Para mim, Pedro Passos Coelho, enquanto candidato a um partido da alternância do poder, é o candidato que mais se ajusta à minha linha de pensamento, e é por isso, que eu tenho colaborado neste blogue como comentadora, apesar de não pertencer a nenhum sindicato de voto.
Dou aqui por terminada a minha colaboração neste post; creia que gostei de trocar ideias consigo, apesar de lamentar que um jovem com a sua idade partilhe de um horizonte tão redutor ao nível das ideias que habitam o domínio do sistema político que dita as regras que fazem mover a nossa sociedade.
De Fidélio a 23 de Maio de 2008 às 20:41
"(...)um jovem com a sua idade partilhe de um horizonte tão redutor ao nível das ideias que habitam o domínio do sistema político que dita as regras que fazem mover a nossa sociedade."
Compreendo o sentido da sua enunciação, entendo as suas ideias, e interpretei a sua concepção de estado, e penso que em termos económicos, partilha de ideias defendidas pela escola monetarista, certo??? Ou então, só alguns pontos, retendo também a lição do Keynesianismo ... Sei que essas duas escolas têm se fundido, e que a esfera de separação não é muito nítida,agora.
Não tenho um horizonte limitado, simplesmente tento pensar com vínculo afectivo e o distanciamento devido as escolas de pensamento, ponderando bem nelas, e não esquecendo o princípio da realidade e a minha experiência da vida... somente isso, tentando descortinar os preconceitos, e reflectindo solidamente nas consequências, a exemplo, de determinadas medidas, sem ter nada como cem por cento certo. Quer dizer, que mesmo que pareça, estou demasiado aberto, não me integrando em nenhuma escola concretamente, e não aceitando pertencer a uma linha só.
Quanto ao que disse, concordo em grande parte com os pontos enunciados. Acho o bem-estar absoluto uma utopia, e mesmo sendo novo, tenho consciência de tudo o que disse, tenho noção de que a experiência de vida imprime alterações na percepção da realidade. Mas tento manter a dúvida como método para me superar sucessivamente. É tão vital como escrever, pensar, me isolar e sair à noite e conviver.

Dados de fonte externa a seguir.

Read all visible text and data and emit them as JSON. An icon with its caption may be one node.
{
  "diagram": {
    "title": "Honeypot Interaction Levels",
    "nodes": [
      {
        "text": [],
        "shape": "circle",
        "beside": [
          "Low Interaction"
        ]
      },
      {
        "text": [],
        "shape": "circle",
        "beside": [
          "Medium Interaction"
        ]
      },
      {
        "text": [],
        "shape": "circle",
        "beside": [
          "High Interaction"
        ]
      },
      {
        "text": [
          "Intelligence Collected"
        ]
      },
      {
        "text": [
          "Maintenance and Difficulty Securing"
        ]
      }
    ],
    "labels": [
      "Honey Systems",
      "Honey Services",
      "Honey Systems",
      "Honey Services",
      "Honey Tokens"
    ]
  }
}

Por fim, tenho a dizer que apreciei a troca de ideias, e que gostaria de contar com a sua visita ao blogue que pretendo criar, depois da época de exames. Se tiver na disponibilidade de contribuir, comentando, daria-me muito prazer, visto ser uma pessoa com uma outra experiência e contacto com o mundo laboral que eu não possuo, só meus colegas. Também já consultei o seu blogue, interessou-me deveras.
Os meus sinceros e cordiais cumprimentos.